Our New “Print”
An article in the June 28, 1917, issue of The Saratoga Sun proclaims:
“The accompanying illustration will serve to introduce to readers of The Sun, our new compositor, Miss Linotype, who arrived from New York on Saturday to accept a permanent position with this newspaper. In the classic language of the poet, ‘she’s a bird.’
“During its 25 years of existence, The Sun has furnished employment to many compositors, of all conditions, races and complexions but never has the office seen the equal of this individual, whose typesetting capacity is only limited to the amount of metal on hand. She will, if required, work 24 hours a day without a murmur of discontent and set almost as much type each hour as the ordinary hand compositor can in a day. It is entirely immaterial to her whether there are any stops for meals, sleep, Sundays or holidays. She does not smoke cigarettes, chew tobacco, nor ‘hit the booze,’ which is exceptional, as printers go, and is always on the job in readiness for more work – exceptional again. She has a mild, sweet disposition and is altogether a most congenial person to have about the office.
“She’s a good-looker, too, and a cordial invitation is extended to all our readers to visit The Sun office and see this wonderful machine in operation. The illustration gives but a faint idea of this wonderful piece of mechanism, which, instead of producing type in single characters, casts bars or slugs, from hot metal each complete in one piece and having on the upper edge the characters properly justified to print a line.

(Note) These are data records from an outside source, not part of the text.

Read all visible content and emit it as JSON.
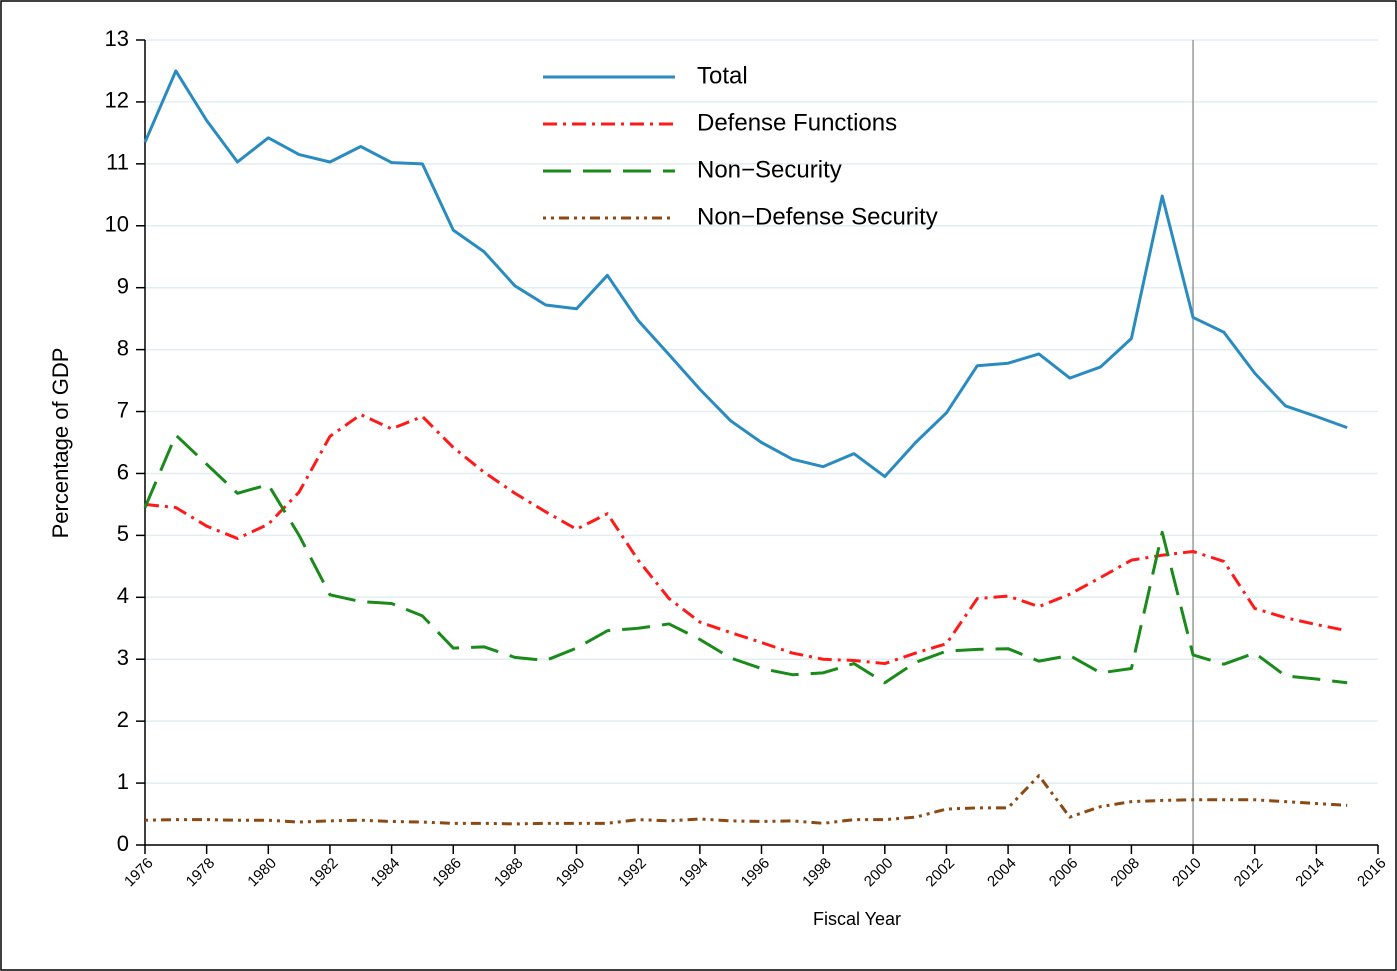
{
  "chart_data": {
    "type": "line",
    "ylabel": "Percentage of GDP",
    "xlabel": "Fiscal Year",
    "x": [
      1976,
      1977,
      1978,
      1979,
      1980,
      1981,
      1982,
      1983,
      1984,
      1985,
      1986,
      1987,
      1988,
      1989,
      1990,
      1991,
      1992,
      1993,
      1994,
      1995,
      1996,
      1997,
      1998,
      1999,
      2000,
      2001,
      2002,
      2003,
      2004,
      2005,
      2006,
      2007,
      2008,
      2009,
      2010,
      2011,
      2012,
      2013,
      2014,
      2015
    ],
    "series": [
      {
        "name": "Total",
        "color": "#2a8bc0",
        "style": "solid",
        "values": [
          11.35,
          12.5,
          11.7,
          11.03,
          11.42,
          11.15,
          11.03,
          11.28,
          11.02,
          11.0,
          9.93,
          9.58,
          9.03,
          8.72,
          8.66,
          9.2,
          8.47,
          7.92,
          7.36,
          6.85,
          6.5,
          6.23,
          6.11,
          6.32,
          5.95,
          6.5,
          6.98,
          7.74,
          7.78,
          7.93,
          7.54,
          7.72,
          8.18,
          10.48,
          8.52,
          8.28,
          7.62,
          7.09,
          6.92,
          6.74
        ]
      },
      {
        "name": "Defense Functions",
        "color": "#ff1a1a",
        "style": "dashdot",
        "values": [
          5.5,
          5.45,
          5.15,
          4.95,
          5.18,
          5.7,
          6.6,
          6.95,
          6.72,
          6.92,
          6.42,
          6.02,
          5.68,
          5.38,
          5.1,
          5.35,
          4.6,
          3.98,
          3.6,
          3.43,
          3.27,
          3.1,
          3.0,
          2.98,
          2.93,
          3.1,
          3.25,
          3.98,
          4.02,
          3.85,
          4.05,
          4.32,
          4.6,
          4.68,
          4.74,
          4.58,
          3.82,
          3.67,
          3.56,
          3.46
        ]
      },
      {
        "name": "Non−Security",
        "color": "#1a8a1a",
        "style": "dashed",
        "values": [
          5.45,
          6.62,
          6.15,
          5.68,
          5.82,
          5.0,
          4.04,
          3.93,
          3.9,
          3.7,
          3.18,
          3.2,
          3.03,
          2.98,
          3.18,
          3.46,
          3.5,
          3.57,
          3.32,
          3.02,
          2.85,
          2.75,
          2.78,
          2.93,
          2.62,
          2.95,
          3.13,
          3.16,
          3.17,
          2.97,
          3.06,
          2.78,
          2.85,
          5.05,
          3.07,
          2.92,
          3.1,
          2.73,
          2.68,
          2.62
        ]
      },
      {
        "name": "Non−Defense Security",
        "color": "#8b4a14",
        "style": "dotdash",
        "values": [
          0.4,
          0.41,
          0.41,
          0.4,
          0.4,
          0.37,
          0.39,
          0.4,
          0.38,
          0.37,
          0.35,
          0.35,
          0.34,
          0.35,
          0.35,
          0.35,
          0.41,
          0.39,
          0.42,
          0.39,
          0.38,
          0.39,
          0.35,
          0.41,
          0.41,
          0.45,
          0.58,
          0.6,
          0.6,
          1.12,
          0.45,
          0.62,
          0.7,
          0.72,
          0.73,
          0.73,
          0.73,
          0.7,
          0.67,
          0.64
        ]
      }
    ],
    "xlim": [
      1976,
      2016
    ],
    "xticks": [
      1976,
      1978,
      1980,
      1982,
      1984,
      1986,
      1988,
      1990,
      1992,
      1994,
      1996,
      1998,
      2000,
      2002,
      2004,
      2006,
      2008,
      2010,
      2012,
      2014,
      2016
    ],
    "ylim": [
      0,
      13
    ],
    "yticks": [
      0,
      1,
      2,
      3,
      4,
      5,
      6,
      7,
      8,
      9,
      10,
      11,
      12,
      13
    ],
    "grid": true,
    "vline": 2010,
    "legend": "top"
  }
}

“Printing The Sun ‘The Linotype Way’ means a bigger, better and more newsy paper each week and assures our family of readers of our genuine appreciation of past support and our endeavor to meet future approval by publishing a newspaper that will give further and wider publicity to Saratoga and her prosperous people.
“The writer is convinced, after having visited almost every section of the state, that there are few towns in Wyoming that have as great and varied natural resources and advantages as has Saratoga and believes at the same time that there is no community in the great Northwest whose natural advantages have been so neglected and ignored as have those at our very door.
“Believing that a lack of publicity has contributed more than any other one factor to this condition, the management of The Sun has gone to an expense of several thousand dollars to modernize this plant and to place the paper in a position where it may more completely fulfill its mission in this community by giving greater publicity to the many resources and attractions of the Platte Valley, as well as to give better service to its readers and advertisers.
“The Linotype has become a positive necessity to any paper that claims to be at all modern and with the many other improvements made in this plant recently, places The Sun on a par with the many other up-to-date weekly papers of Wyoming.”
As a punk kid back in 1951, I learned to operate this marvelous typesetter. It sure beat hand setting type and revolutionized the printing industry. However, it was an evil machine and would squirt hot lead on your feet, grab your clothes, pinch your fingers, throw belts and parts at your head and sometimes even sling metal objects at your crotch.
Yet, back then, it did to newspapers what computers have done today.